I think that works, there is no advantage or disadvantage to being the flipper.

EDIT - bah, that does not work either
EDIT 2 - but it is very sophistic and you could probably convince someone not too horribly estute that it does, at least for long enough to get the on the spot job offer.


Before I came up with that just now, here is what I was thinking:
I had a thought about this. I don't think this works, but I may play with it some.

You do the 4 bit thing I suggested earlier. To make it end, you record the number generated each time. When one of the non 0-8 numbers gets to n, you sum all the other totals and mod it by 9. That person loses.
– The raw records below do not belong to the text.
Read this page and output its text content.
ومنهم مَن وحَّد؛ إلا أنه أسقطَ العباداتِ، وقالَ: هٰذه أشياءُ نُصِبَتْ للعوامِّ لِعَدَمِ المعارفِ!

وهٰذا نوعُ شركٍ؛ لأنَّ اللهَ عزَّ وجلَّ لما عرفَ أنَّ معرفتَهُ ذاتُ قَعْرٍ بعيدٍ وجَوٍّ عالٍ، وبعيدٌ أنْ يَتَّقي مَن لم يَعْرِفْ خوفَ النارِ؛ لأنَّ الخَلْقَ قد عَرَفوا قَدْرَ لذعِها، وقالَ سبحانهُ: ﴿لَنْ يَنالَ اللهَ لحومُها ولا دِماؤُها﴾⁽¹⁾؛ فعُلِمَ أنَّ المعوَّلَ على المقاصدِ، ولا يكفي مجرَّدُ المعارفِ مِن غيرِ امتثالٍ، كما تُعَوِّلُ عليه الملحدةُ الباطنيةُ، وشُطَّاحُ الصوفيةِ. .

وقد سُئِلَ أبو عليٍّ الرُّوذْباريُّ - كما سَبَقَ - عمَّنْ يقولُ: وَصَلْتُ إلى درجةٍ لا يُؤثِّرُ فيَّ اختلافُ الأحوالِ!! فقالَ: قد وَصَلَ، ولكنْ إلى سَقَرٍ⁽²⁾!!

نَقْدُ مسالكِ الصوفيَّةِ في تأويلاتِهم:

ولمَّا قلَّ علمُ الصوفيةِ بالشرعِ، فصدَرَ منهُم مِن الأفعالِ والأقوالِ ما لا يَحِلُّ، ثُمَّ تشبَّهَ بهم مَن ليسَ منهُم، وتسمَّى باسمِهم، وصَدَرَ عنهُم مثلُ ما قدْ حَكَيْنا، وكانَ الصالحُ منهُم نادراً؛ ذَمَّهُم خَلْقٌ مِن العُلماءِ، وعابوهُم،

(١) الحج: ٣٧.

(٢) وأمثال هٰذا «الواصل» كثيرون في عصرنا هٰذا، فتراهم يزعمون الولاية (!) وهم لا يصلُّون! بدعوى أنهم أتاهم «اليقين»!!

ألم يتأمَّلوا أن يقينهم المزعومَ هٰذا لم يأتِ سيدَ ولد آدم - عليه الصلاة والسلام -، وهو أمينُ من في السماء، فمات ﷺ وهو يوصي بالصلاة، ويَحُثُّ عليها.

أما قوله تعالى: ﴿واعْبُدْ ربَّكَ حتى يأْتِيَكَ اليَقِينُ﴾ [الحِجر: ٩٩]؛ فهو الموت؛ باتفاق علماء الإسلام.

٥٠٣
So, for example, say n is 50, and you eventually get to:
Number - Times occured
0 - 0
1 - 0
2 - 0
3 - 0
4 - 0
5 - 0
6 - 0
7 - 0
8 - 0
9 - 13
10 - 22
11 - 12
12 - 50
13 - 44
14 - 2
15 - 9

So the sum of non 12's is 102 = 3 mod 9. So 3 loses.

Is there a n for which this has equal probability for 0-8 mod 9? This has a definite maximum number of flips. Alternately, what if we capped the flips at say n = 10,000, so if no 0-8 came in that time, we mod the number of 9's by 9. Does that work for any value of n?

Both these questions are I think answerable. I will think about it some. Actually, I think this may be the same as saying flip the coin n times and mod the number of heads by 9. Did anyone try this approach? I did not see it, but it may have been implied that this cannot work in one of the things above.